Completini di tennis in esposizione al museo di Wimbledon

Nella primavera del 1918 fu inviata presso l’ospedale allestito nel Castello di Stigliano, nell’omonima frazione del comune di Santa Maria di Sala. Sfortunatamente il destino non fu benevolo con Rhoda. Nel settembre del 1918 contrasse l’influenza spagnola, una terribile pandemia destinata a mietere più vittime della guerra ancora in corso.

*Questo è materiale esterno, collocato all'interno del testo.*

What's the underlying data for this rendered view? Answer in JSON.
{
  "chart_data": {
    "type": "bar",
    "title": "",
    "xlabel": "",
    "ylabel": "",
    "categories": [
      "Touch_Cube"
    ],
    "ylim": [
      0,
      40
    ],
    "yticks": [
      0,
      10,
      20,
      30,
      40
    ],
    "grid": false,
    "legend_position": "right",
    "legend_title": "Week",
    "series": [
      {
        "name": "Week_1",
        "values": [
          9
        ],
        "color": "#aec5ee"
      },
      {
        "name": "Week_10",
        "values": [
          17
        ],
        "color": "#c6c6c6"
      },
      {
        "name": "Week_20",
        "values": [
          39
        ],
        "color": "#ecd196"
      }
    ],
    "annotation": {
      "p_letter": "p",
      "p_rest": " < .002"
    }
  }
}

Rhoda de Bellegarde de Saint Lary si spense a Stigliano il 13 ottobre 1918 e fu sepolta nel cimitero di Briana, a poca distanza dai soldati che con tanto amore aveva curato. Descritta come un “angelo della carità”, per i servigi resi fu insignita della Medaglia d’argento al Valor Militare. Una donna che merita di essere ricordata sia come campionessa di tennis che come instancabile missionaria.

IL DIPINTO

Nella Pinacoteca di Brera, a Milano, è custodito un dipinto di Carlo Carrà intitolato “Musa metafisica”, del 1917. In una stanza affollata di oggetti, un grande manichino adagiato su di un piedistallo troneggia in primo piano. Ha le fattezze di una giocatrice di tennis: una racchetta nella mano destra e una pallina nella sinistra fanno esplicito riferimento al gioco. Indossa un golfino e una gonna a pieghe, stretta in vita con una cintura. Sullo sfondo compare un prisma colorato e, sulla destra, vi sono delle architetture disegnate su dei pannelli. 

Carlo Carrà, Musa metafisica, 1917

Il particolare interessante è dato dal plastico posto ai piedi del manichino, che riproduce una parte di terra che confina con il mare. Quella terra è l’Istria ed il bersaglio allude ai campi di battaglia della Prima Guerra Mondiale. Nonostante il senso di straniamento dell’opera, “Musa metafisica” fa riferimento ad un momento storico ben preciso. 

Come molti altri artisti, anche Carrà fu profondamente colpito dagli orrori della guerra e dalle questioni nazionaliste che stava portando alla luce, prima fra tutte la difficile gestione dei territori adriatici, contesi tra l’Italia e le popolazioni slave. Ma la guerra segnò Carrà anche personalmente. Chiamato a prestare servizio nel 27° Reggimento di Fanteria di Ferrara, come soldato semplice, nel gennaio del 1917 fu dichiarato inidoneo e affidato alle cure psichiatriche della sezione neurologica di Villa del Seminario.  La guerra non lascia scampo: colpisce nel corpo, come nel caso di Rhoda de Bellegarde, oppure nello spirito, come accadde a Carlo Carrà. 

Mi piace pensare a quel manichino come un omaggio a Rhoda, una delle tante vittime dell’aberrazione umana. “Lo stato della mia salute peggiorava, finchè si rese necessario ricoverarmi in un nevrocomio fuori di Ferrara. Il direttore dell’ospedale, colonnello Gaetano Boschi, vero scienziato in materia di malattie nervose, mi usò molti riguardi e mi fece assegnare una cameretta acciochè io potessi dipingere, pensando egli giustamente che oltre le cure mediche il lavoro a me caro avrebbe contribuito a rinfrancarmi nel fisico e nel morale.” (Carlo Carrà, “La mia vita”, 1943).